Monsieur le Président de la République,

Par ce courrier, nous, organisations de la société civile soussignées, exprimons nos plus vives inquiétudes et notre totale incompréhension devant les réactions complaisantes provenant de l’Elysée et de plusieurs ministères suite à la décision de la Commission européenne de transmettre l’accord de libre-échange UE-Mercosur au Conseil des 27 États-membres de l’Union européenne pour une ratification expresse et sans consultation démocratique des Parlements des États membres sur la partie commerciale de l’accord.

Rappelons que le 6 décembre 2024, alors que la présidente de la Commission européenne annonçait avoir conclu les négociations du contenu de l’accord, vous faisiez savoir que le texte « restait inacceptable en l’état »(1). Lors du dernier Salon de l’agriculture, en février 2025, vous qualifiez encore le contenu de « mauvais texte », précisant que vous feriez « tout pour qu’il ne suive pas son chemin, pour protéger cette souveraineté alimentaire française et européenne » (2).

Nos inquiétudes et notre incompréhension sont d’autant plus vives que le contenu de l’accord n’a été l’objet d’aucune modification de substance depuis décembre 2024. Seules une révision légale et la traduction de l’accord ont été menées à bien. Subitement, l’exécutif français est donc passé d’un « Non en l’état » à un « Oui probablement », abandonnant en rase campagne les trois lignes rouges qu’il avait fixées en 2020 suite à la publication du rapport Ambec, et acceptant de facto ce que la France jugeait inacceptable il y a encore peu.

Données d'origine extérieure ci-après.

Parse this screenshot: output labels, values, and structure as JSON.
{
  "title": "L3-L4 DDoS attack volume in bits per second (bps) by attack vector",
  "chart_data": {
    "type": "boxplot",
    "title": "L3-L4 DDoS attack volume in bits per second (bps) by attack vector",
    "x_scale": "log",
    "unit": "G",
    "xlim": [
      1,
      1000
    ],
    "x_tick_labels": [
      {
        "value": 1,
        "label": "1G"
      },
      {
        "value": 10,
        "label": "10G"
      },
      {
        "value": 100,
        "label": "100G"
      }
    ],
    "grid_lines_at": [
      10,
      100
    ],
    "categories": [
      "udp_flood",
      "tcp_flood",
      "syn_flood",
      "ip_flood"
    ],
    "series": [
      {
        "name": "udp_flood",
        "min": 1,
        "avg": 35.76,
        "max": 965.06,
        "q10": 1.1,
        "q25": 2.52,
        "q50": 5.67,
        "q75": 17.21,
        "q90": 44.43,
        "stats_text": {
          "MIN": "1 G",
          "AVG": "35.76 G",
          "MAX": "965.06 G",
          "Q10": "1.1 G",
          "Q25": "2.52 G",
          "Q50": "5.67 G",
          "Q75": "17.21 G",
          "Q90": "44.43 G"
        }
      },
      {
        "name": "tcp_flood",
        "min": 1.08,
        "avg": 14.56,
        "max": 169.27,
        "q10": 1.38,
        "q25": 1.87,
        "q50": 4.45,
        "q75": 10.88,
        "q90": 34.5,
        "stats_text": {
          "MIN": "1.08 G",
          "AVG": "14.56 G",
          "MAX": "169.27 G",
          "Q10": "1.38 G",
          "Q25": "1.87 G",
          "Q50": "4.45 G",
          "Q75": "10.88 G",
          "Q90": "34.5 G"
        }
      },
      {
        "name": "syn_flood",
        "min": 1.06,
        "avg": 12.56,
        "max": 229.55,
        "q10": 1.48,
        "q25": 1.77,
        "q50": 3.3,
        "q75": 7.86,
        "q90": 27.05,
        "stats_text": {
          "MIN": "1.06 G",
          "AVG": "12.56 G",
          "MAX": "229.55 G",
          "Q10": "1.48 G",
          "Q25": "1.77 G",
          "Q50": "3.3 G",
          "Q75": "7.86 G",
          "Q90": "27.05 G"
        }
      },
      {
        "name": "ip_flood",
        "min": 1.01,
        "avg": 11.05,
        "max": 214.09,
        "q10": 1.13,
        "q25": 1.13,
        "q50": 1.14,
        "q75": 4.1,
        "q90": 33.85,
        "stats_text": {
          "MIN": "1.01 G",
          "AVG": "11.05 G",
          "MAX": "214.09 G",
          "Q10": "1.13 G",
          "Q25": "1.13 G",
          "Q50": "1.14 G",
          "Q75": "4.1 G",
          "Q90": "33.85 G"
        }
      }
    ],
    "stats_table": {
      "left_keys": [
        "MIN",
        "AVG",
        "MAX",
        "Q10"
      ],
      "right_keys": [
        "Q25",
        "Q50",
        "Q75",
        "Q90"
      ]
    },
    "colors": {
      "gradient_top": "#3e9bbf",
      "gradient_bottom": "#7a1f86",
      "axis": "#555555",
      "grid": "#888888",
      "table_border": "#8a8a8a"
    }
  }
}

Rien ne saurait justifier ce brusque changement de position, particulièrement dans le contexte où la distorsion de concurrence et de normes environnementales et sociales entre les produits en France et dans l’UE et les produits importés des pays du Mercosur est l’objet de débats brûlants et légitimes. Car non, l’accord présenté par la Commission européenne ne va pas « dans le bon sens ». L’analyse attentive de son contenu montre bien que l'ouverture des marchés agricoles européens a servi de monnaie d’échange.

Illustration 1
Manifestation contre l'accord UE-Mercosur à l'appel à de la Confédération paysanne, Paris, octobre 2025 © Collectif stopcetamercosur

Ce n’est pas « la clause de sauvegarde » mise en avant par la Commission européenne, et présente dans l’accord depuis 2019, qui saurait changer la donne : on ne règle pas des risques de déstabilisation structurelle de marchés agricoles par l’activation d’une mesure par définition temporaire et dont l’usage est limitatif et exceptionnel. Face à ces risques structurels persistants, la réponse de l’UE consiste à mettre sur pied un fonds de compensation des agriculteurs mis en danger par cette concurrence déloyale : les agriculteurs·trices veulent vivre de leur travail, pas être indemnisés pour disparaître

Précisons également que l’analyse du contenu de l’accord montre que les lignes rouges énoncées par la France à l’automne 2020 ne sont pas satisfaites par l’ajout d’une annexe sur le développement durable. Ni sur la déforestation puisque la promesse ne comporte aucune dimension exécutoire et que la mise en œuvre du règlement européen contre la déforestation, initialement porté par la France, serait compromise par l'accord commercial. Ni sur le climat puisque l’accord ne saurait être suspendu si un Etat menait des politiques contraires à la lutte contre le changement climatique. Ni sur le respect des normes sanitaires et environnementales de l’Union européenne puisqu’il ne saurait être exigé des produits importés qu’ils soient produits selon des processus similaires aux produits européens.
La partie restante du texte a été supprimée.